Thankful for an Honest Liberal

Thankful for an Honest Liberal

Every once in a while, it’s refreshing to find someone who radically disagrees with you but is honest about the facts. I’ve found such a friend in a most unusual man: Arthur Cushman McGiffert. Never heard of him? Well, let me introduce you. Dr. McGiffert was Professor of Church History and President of Union Theological Seminary in New York City from 1917-1926. He was an influential liberal theologian who trained a generation of pastors.

A couple of years ago, I was reading a book by McGiffert, entitled The God of the Early Christians, published in 1924. To put him in context: McGiffert is a modern-day version of popular biblical skeptic and author, Bart Ehrman, who is famous for his bestselling books. Ehrman (a Moody and Wheaton gradudate) is now an atheist, and he writes with unusual clarity about his skeptical views and criticisms of the Bible.

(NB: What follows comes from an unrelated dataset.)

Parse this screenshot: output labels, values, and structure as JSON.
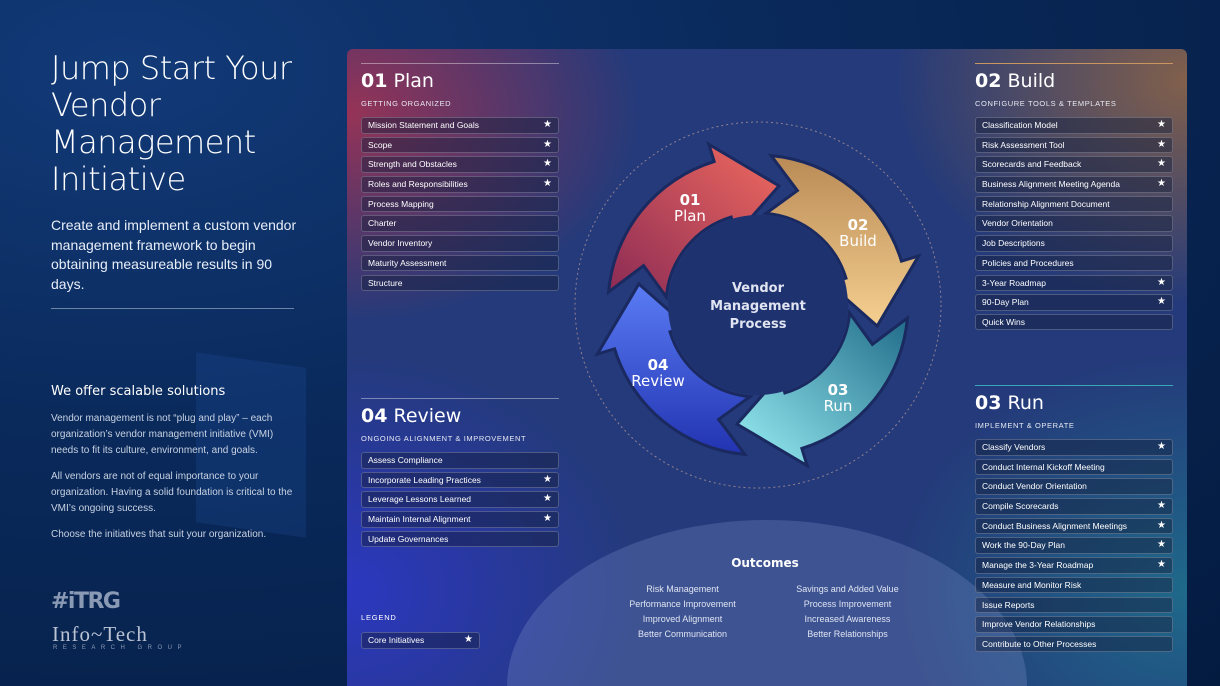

Why do I appreciate an honest liberal like McGiffert? Let me explain: theological liberals have argued for decades that Jesus came preaching only love and forgiveness. (Thankfully, Jesus did come preaching love and forgiveness). But most liberals quietly ignored the other teachings of Jesus—namely, His words about blood atonement, God’s wrath, and the reality of Hell. McGiffert, however was a different kind of liberal. While he personally did not believe in Hell or divine judgment, he was honest enough to admit that Jesus did! Listen to Dr. McGiffert:

“Jesus had a good deal to say about divine judgment, about gehenna and hell-fire. The burden of his preaching, like that of John the Baptist, was the kingdom of God; that is, the sovereignty or rule of God . . . It is perhaps worth noticing in this connection that God’s love is not once spoken of by Jesus in the Synoptic Gospels . . . the burden of his preaching was righteousness and judgment”(pp. 4-13).

McGiffert goes on to say that, while many believe that “Jesus went beyond his countrymen in preaching God’s love and forgiveness . . . nothing could be more erroneous” (p. 13).

Why is all this so important? Because we live in a culture that wants to downplay and distort the doctrines of the Bible. And one of those unpleasant doctrines is the reality of God’s judgment and Hell. Even though Arthur McGiffert did not personally believe in either, he was honest enough to admit that Jesus did. This is a huge admission! May all of us have this kind of courage and openness to God’s Word when we come to those teachings and doctrines that we find uncomfortable. Let us be honest enough to admit what the Bible teaches whether we personally like it or not.